Although Benedictines have used The Rule as a guide to their communal way of life for centuries, Benedict himself did not wish to start an order of monastic’s. His Rule ‘s original audience were laypeople.
I first came across the saint years ago when my Presbyterian minister at the time let me borrow a copy of Kathleen Norris’ The Cloister Walk. This is a story of one thoroughly Protestant woman’s account of her extended stay with Benedictine monks in the western United States. Ms Norris’ book captivated my attention & led me to further investigate a core principle of Benedictine life: radical hospitality.
No, hospitality in the Christian sense isn’t about using the correct salad fork at the potluck. Benedictine hospitality is so much more than anything we can learn from Emily Post’s etiquette column.
In the fourth chapter of his Rule, Benedict writes” The First of all things is to love the LORD God with your whole heart & soul & strength and then to love your neighbor as you do yourself.” Does this sound familiar?

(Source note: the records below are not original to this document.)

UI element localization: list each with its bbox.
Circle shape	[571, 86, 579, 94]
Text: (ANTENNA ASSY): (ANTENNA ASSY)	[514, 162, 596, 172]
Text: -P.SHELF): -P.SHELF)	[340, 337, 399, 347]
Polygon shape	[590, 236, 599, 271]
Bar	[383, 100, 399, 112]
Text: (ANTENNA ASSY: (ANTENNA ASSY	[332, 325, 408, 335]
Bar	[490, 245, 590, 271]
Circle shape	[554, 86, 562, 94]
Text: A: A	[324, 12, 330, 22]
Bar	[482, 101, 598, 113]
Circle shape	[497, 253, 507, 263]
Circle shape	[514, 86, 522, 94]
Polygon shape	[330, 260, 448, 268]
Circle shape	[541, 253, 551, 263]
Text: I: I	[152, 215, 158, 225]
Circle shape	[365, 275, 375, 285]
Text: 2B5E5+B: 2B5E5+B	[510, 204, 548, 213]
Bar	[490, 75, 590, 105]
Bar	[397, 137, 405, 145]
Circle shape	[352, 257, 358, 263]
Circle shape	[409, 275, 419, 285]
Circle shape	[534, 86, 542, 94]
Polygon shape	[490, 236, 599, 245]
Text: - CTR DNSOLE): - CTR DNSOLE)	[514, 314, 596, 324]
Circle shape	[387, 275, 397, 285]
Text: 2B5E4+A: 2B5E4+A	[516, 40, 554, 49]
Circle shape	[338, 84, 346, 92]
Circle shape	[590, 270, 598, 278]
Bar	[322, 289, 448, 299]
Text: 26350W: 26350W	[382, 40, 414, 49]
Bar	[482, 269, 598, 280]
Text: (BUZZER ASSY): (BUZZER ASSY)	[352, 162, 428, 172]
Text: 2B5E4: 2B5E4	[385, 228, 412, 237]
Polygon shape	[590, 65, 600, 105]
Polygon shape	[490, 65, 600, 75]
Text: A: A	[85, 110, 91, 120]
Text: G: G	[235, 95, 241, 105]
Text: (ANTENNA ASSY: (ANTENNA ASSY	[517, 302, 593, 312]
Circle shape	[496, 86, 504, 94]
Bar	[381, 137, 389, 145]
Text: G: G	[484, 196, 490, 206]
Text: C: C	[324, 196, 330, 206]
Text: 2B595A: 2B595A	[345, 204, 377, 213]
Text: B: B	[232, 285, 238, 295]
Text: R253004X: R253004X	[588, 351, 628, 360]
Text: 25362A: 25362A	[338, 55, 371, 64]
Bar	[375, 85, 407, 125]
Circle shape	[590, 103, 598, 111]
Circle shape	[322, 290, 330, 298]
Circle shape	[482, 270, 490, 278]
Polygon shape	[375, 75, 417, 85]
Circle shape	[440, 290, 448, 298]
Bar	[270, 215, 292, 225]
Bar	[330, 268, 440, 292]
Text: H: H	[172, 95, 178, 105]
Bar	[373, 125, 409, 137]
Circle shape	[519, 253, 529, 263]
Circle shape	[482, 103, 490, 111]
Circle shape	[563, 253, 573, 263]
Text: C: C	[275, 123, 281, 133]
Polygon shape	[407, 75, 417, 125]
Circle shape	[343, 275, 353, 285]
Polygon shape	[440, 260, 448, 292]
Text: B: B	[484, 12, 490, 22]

Radical hospitality is nothing more than following the first & greatest commandment.
Radical hospitality isn’t easy & I’m the first to admit that it is much easier to love “ neighbors” who act, believe, look & think as I do. But Benedictine hospitality calls us to step away from our comfort zones to embrace the stranger.
St Augustine’s’ does a pretty good job of welcoming guests who find themselves among us on a Sunday or Wednesday worship. But lets face it: al of us are guilty of preferring to associate with people who are very similar to us & our loved ones. We are wary of the stranger who might show some sort of outward “ difference”.
My favorite charge while growing up as a Protestant has echoes of St Benedict’s radical Hospitality It is from chapter 12 of Paul’s letter to the Romans ”…let love be genuine, hate what is evil, hold fast to what is good…Rejoice in hope be patient in suffering, persevere in prayer, Contribute to he needs of the saints; extend hospitality to strangers.”
May this be true for you & me. Amen.